Hotfix for log4j 1.2.7 security vulnerability (CVE-2019-17571)

[dongjinleekr]

Hello. Kafka is still using log4j 1.2.7, in turn with its security vulnerability. I have been working on this problem and recently started to provide a preview patch and custom distribution for Apache Kafka 2.7.0.

Some Kafka users consulted me that if they can use this preview with strimzi kafka operator. It seems like it is using some docker image, but I can't guess how to provide a custom docker image for it. Could anyone guide me?

As a note, here is a examplar custom docker image of it (dongjinleekr/kafka:2.13-2.7.0-log4j2-0) compatible with wurstmeister/kafka-docker. I hope there is any way to provide similar one.

[scholzj]

Strimzi does not work with any Kafka container image. It has its own images which are not the same as lets say Confluent platform or Wurstmeister. The general way how to use a custom Kafka build would be to change the URL and checksum in this file to point to your distribution and build the whole Strimzi project.

That said, I'm not sure how well it would or would not work. The operator has built in logic around logging configuration which expects Log4j 1 right now and I have no idea how well it would or would not work if your version has now Log4j2. Maybe @sknot-rh would know? He did most of the work around logging.

PS: We are definitely following the progress around Log4j 2 ... thanks for working on it.

[scholzj]

Actually probably easier way to do the custom image would be to just use the Strimzi image as base image and overwrite the Kafka dirs (probably just the bin, config and libs directories).

[sknot-rh]

Yeah, I think some changes on the Strizmi side would be needed. The question is whether the API for changing logging levels in the Kafka stays the same. If so, we just need to adjust the format of loggers to be parsed in Strimzi.

[dongjinleekr]

Since this preview is backward-compatible, it perfectly works with log4j configuration unless it uses a feature removed in log4j2. log4j2 mode is activated only if the user specifies KAFKA_LOG4J_OPTS environment variable to "-Dlog4j.configurationFile=file:{kafka.home}/bin/../config/log4j2.properties"

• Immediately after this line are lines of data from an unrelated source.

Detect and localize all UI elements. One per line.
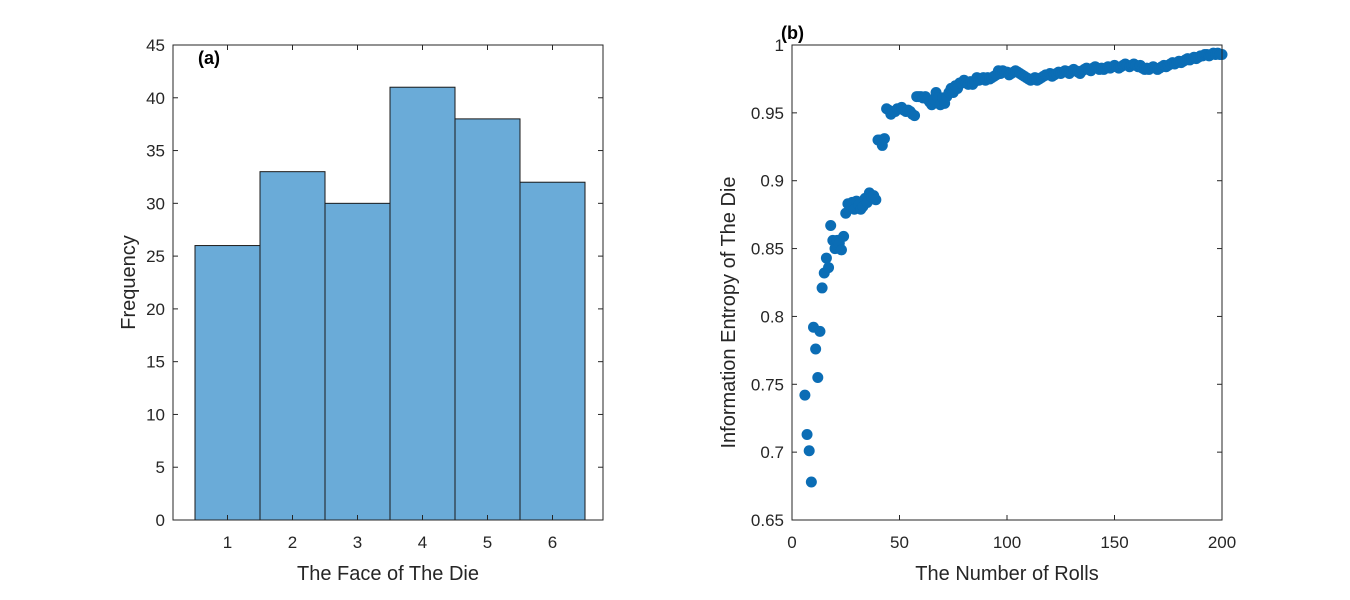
y-tick-label: 0.7	[760, 443, 784, 462]
histogram-bar	[389, 86, 456, 521]
histogram-bar	[324, 202, 391, 521]
y-tick-label: 5	[156, 458, 165, 477]
y-tick-label: 0	[156, 511, 165, 530]
x-tick-label: 1	[223, 533, 232, 552]
scatter-point	[820, 252, 832, 264]
y-tick-label: 25	[146, 247, 165, 266]
histogram-bar	[194, 245, 261, 521]
scatter-point	[825, 220, 837, 231]
x-tick-label: 100	[993, 533, 1021, 552]
y-tick-label: 20	[146, 300, 165, 319]
scatter-point	[814, 325, 826, 337]
panel-label-b: (b)	[781, 23, 804, 43]
scatter-point	[805, 476, 817, 488]
x-axis-label: The Number of Rolls	[915, 563, 1098, 585]
plot-area	[792, 45, 1222, 520]
x-tick-label: 4	[418, 533, 427, 552]
scatter-point	[801, 429, 813, 440]
y-tick-label: 1	[775, 36, 784, 55]
y-tick-label: 40	[146, 89, 165, 108]
y-axis-label: Frequency	[118, 235, 140, 330]
y-tick-label: 0.95	[751, 104, 784, 123]
y-axis-label: Information Entropy of The Die	[718, 177, 740, 449]
y-tick-label: 45	[146, 36, 165, 55]
scatter-point	[909, 110, 921, 122]
scatter-point	[835, 244, 847, 256]
y-tick-label: 0.9	[760, 172, 784, 191]
x-tick-label: 200	[1208, 533, 1236, 552]
x-tick-label: 150	[1100, 533, 1128, 552]
axes-box	[172, 44, 604, 521]
y-tick-label: 0.65	[751, 511, 784, 530]
histogram-bar	[519, 181, 586, 521]
scatter-point	[816, 282, 828, 294]
entropy-scatter-panel: 0.65 0.7 0.75 0.8 0.85 0.9 0.95 1 0 50 100 150 200 Th…	[718, 23, 1236, 585]
histogram-bar	[454, 118, 521, 521]
scatter-point	[799, 389, 811, 401]
scatter-point	[803, 445, 815, 457]
scatter-point	[823, 262, 835, 274]
x-tick-label: 50	[890, 533, 909, 552]
scatter-point	[870, 194, 882, 206]
scatter-point	[878, 133, 890, 145]
y-tick-label: 0.75	[751, 375, 784, 394]
scatter-point	[812, 372, 824, 383]
y-tick-label: 35	[146, 142, 165, 161]
y-tick-label: 0.85	[751, 240, 784, 259]
x-tick-label: 6	[548, 533, 557, 552]
y-tick-label: 15	[146, 353, 165, 372]
histogram-bar	[259, 171, 326, 521]
y-tick-label: 10	[146, 405, 165, 424]
x-tick-label: 2	[288, 533, 297, 552]
scatter-point	[838, 230, 850, 242]
scatter-point	[840, 207, 852, 219]
x-axis-label: The Face of The Die	[297, 563, 479, 585]
x-tick-label: 5	[483, 533, 492, 552]
panel-label-a: (a)	[198, 48, 220, 68]
scatter-point	[810, 343, 822, 355]
x-tick-label: 0	[787, 533, 796, 552]
y-tick-label: 30	[146, 194, 165, 213]
y-tick-label: 0.8	[760, 307, 784, 326]
x-tick-label: 3	[353, 533, 362, 552]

Of course, there may be unexpected consequences, and this preview aims to prepare the update and detect implicit bugs beforehand.

It seems like activating this preview build is available by only changing the download URL and md5 checksum. Although I am preparing the 2.6.0 patch and preview guide now, here is the download link and md5 checksum for who needs this feature right now. Thanks for the answer, and praise the Strimzi team! 😄

• Preview build: 2.7.0+log4j2
• md5 checksum: f9ee67109f2da3fc08478da64a0970a0b7324497

[scholzj]

With which version you want to use it? I assume with latest stable release (0.21.1) - I can build it and share it somewhere in some Docker registry if needed.

[dongjinleekr]

Sorry for the late reply. I also expect that the latest stable release (0.21.1) would be good. If you build a preview docker image, it would be a great help. (I created a guide to the preview - I will update the strimzi-kafka-operator section as soon as the preview image is released.)

Add to this, I succesfully generated a custom build of 2.6.1. It would be help! 😄

• Preview build: 2.6.1+log4j2
• sha1 checksum: 148a8f116a5e1115650075218e4cdc4ca2d6a3d1

[scholzj]

Ok, I build container image quay.io/scholzj/kafka:log4j2-kafka-2.7.0 => it is to be used with Strimzi 0.21.1 and has your patched 2.7.0 release. I did not run any tests with it or anything, but it is available.

After we release 0.22 I will try to do the same for it with both 2.7 and 2.6.1 and do some more testing.

[dongjinleekr]

Great! I will try your operator and update the guide. Thank you again!! 🙇🙇🙇

[dongjinleekr]

Here is the guide: https://home.apache.org/~dongjin/post/apache-kafka-log4j2-support/

[dongjinleekr]

Long time no see.

Previews & custom patches for [2.6.1, 2.8.0] have been released. (3.0.0 based preview will be released as soon as the official 3.0.0 is released.) Please refer here to download them.